Same old song, new dance craze

Andrew Fearnside wrote:

The internet does not allow us to be "here and everywhere else at the
same time." Our bodies remain physically wherever we are, until we die.

True, we can see images on rectangular screens of any almost any
dimension from all over the world; we can hear the sounds of languages
and ecologies from all over the world; we can see the works of thousands
of artists, famous and not famous, from all over the world. But please
don't mystify the experience! Seeing a Quicktime movie of an eagle
carrying a barrel 20' in diameter can only spark us, not turn us into
beings of light travelling everywhere instantaneously. Hearing
TrueSpeech files of a Tibetan poet does not allow us to understand
Tibetan. The internet is not going to change that next year, ten years
from now, or fifty. […]

What has bothered me reading the posts to RHIZOME over the past few
months is the heights to which Mr. Nechvatal and others are taking the
Internet and the new media it supports. […]

It seems that we all agree, reading the delicious fantasies posted on
this list, that new media and the Internet are guaranteed to develop for
us a higher level of being, where social self fades away and a global
self emerges. With the internet the sprawling marketplace it currently
is, I fail to see how that is possible. The only way to take one's self
to a higher level of being is to find a practice and engage it fully,
oneself.

[…]

So all I'm saying is: WE are not acquiring anything through the
Internet/new media. Cultures are not becoming one because computer
owners can shop for anything anywhere; instead cultures are continuing
to distort and destroy each other, with little help from the shoppers.
Individuals, and the collective, can only grow, finally, by the
individual will of each. […]

John Priestley responded:

I'm not sure it's such an either/or situation. I agree that "cultures
are not becoming one", but what is happening may be more radically
pernicious/ecstatic than that: one culture is becoming more becoming
than the others. A homogeneous (Western male techno) culture is being
broadcast, despite our mythologies of diversity and interactivity, more
thoroughly than ever before.

And colonialism is being extended/dispersed by the commodification of
the sensible world through digitization and distribution. Distortion
and destruction are nothing new, nor have "cultures" ever been integral.
So I agree with you that this is a continuation/extension of past
cultural interface; but that doesn't mean that it's not also a new venue
that promulgates new configurations of subjectivity and culture.

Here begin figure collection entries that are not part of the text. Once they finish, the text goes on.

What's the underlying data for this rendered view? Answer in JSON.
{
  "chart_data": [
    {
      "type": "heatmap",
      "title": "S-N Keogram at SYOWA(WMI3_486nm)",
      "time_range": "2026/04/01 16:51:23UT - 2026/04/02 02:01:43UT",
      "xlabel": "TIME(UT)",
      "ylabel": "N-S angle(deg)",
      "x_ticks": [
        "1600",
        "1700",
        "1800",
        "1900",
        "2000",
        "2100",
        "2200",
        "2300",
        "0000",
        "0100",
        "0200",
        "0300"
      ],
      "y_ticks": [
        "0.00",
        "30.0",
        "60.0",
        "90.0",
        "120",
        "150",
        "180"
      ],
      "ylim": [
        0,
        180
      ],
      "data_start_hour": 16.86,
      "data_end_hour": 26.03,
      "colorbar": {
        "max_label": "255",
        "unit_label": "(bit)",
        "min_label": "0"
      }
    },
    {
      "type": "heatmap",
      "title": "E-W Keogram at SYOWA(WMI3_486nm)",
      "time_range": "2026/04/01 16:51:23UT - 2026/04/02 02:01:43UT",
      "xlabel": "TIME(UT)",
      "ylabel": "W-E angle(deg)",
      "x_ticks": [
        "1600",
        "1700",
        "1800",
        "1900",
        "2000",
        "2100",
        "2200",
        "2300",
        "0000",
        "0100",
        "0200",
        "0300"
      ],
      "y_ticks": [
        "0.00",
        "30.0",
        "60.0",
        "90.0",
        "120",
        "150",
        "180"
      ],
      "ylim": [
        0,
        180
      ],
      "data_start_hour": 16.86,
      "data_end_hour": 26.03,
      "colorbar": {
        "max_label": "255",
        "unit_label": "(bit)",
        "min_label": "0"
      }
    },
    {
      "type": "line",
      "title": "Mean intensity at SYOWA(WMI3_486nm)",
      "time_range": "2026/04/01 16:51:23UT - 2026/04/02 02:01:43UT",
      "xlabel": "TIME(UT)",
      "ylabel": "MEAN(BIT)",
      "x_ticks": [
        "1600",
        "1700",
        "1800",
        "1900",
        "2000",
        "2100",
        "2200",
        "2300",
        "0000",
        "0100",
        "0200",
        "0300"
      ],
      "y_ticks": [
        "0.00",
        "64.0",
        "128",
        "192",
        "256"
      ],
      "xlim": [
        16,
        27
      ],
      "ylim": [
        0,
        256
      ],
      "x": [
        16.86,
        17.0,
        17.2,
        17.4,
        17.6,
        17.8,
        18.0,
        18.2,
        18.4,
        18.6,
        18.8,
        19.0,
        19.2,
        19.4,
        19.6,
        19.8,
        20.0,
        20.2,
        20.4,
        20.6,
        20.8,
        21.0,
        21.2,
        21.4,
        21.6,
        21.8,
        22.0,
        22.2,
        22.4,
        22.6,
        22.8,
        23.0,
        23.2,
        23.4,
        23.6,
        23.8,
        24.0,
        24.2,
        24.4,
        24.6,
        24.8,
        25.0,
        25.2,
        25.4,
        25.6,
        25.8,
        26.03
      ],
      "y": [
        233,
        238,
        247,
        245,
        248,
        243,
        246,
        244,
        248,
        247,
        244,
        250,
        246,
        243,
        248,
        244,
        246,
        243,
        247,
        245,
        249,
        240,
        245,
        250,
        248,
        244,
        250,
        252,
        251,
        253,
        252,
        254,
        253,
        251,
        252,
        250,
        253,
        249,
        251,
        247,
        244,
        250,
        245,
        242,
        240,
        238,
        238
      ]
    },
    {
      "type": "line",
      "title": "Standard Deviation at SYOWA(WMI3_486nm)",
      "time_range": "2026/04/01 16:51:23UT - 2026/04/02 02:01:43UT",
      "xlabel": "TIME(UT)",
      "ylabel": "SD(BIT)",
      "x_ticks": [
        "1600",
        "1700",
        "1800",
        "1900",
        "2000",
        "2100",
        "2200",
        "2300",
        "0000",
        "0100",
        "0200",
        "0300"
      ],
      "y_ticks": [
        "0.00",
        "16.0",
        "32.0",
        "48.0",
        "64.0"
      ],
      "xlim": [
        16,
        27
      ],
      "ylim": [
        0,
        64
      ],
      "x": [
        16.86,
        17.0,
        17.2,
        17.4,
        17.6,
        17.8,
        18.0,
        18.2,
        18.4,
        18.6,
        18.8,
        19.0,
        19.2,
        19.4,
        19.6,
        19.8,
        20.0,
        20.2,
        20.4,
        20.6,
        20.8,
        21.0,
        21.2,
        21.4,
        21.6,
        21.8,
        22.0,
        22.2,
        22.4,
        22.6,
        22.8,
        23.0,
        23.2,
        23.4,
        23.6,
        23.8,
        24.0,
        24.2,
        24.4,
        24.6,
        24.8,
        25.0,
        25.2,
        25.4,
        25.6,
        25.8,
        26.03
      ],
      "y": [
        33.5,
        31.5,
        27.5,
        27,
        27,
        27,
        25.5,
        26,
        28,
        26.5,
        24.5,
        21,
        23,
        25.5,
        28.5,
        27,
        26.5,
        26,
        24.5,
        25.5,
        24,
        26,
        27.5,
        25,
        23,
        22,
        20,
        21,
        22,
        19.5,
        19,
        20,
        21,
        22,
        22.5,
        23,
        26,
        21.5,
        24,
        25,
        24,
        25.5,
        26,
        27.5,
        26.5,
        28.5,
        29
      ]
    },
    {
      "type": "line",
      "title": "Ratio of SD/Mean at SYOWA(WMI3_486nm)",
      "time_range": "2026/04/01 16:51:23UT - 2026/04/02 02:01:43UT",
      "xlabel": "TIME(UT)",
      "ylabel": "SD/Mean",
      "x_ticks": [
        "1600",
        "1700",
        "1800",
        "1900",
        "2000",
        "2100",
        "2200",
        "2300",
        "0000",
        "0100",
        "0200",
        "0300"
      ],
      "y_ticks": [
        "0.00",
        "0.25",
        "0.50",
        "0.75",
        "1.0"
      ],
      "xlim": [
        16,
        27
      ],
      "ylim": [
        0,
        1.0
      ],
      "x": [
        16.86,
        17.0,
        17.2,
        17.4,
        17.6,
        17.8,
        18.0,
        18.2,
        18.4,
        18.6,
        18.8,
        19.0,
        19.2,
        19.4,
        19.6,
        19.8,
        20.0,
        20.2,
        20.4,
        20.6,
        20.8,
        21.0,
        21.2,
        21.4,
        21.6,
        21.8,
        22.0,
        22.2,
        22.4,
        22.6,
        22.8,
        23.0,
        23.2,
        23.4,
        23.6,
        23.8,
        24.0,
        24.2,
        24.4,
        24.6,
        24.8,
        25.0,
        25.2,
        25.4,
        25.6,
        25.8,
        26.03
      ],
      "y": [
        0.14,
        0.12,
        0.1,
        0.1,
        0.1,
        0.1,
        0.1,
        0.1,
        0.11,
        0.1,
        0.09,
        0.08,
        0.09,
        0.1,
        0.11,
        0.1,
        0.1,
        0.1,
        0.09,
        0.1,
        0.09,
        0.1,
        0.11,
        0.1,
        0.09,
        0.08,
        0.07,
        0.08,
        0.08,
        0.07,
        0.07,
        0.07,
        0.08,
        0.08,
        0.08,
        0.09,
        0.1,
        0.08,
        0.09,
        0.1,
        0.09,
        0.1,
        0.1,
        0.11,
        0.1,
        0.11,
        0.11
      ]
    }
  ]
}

Same old song, new dance craze.

Joseph Nechvatal also responded to Fearnside:

Are you only your body? Are you not also your digital artifacts - which
can sustain and be available globally to many people simultaneously?

In one of his 1940 manifestos, Lucio Fontana called for a "Spatialist
Era" in which the artist would unchain art and free it into space. I
think we are there now. This new and bold idea of a dematerialized
hyperart is best understood by something Fontana said in a 1969
interview though: "To unchain art from matter is to unchain the sense of
the eternal from the mere preoccupation with the immortal."

The idea of the body in cyberspace is both an old and a new one. It is
old with respect to the fantastical aspects projectable into the
qualities of an ideal body - this we know from any kind of fantasy
fiction. On the other hand it is radically new through its
personification within the virtual reality of interactive, computer
constructed environments.

[…]

For me the internet offers us the potential of long-term societal change
which will undoubtedly have untold spiritual implications in an age
where every user may become a server to all other users. Art may mean
etymologically: to bring together, to put together, to share our time
and thoughts and cares. In a virtual art community this has the
implication of responsibility and respect.

Being online means being together without an agenda and it serves a need
to break the contradictions of the real world with ideals of freedom
from time and rules and constraints.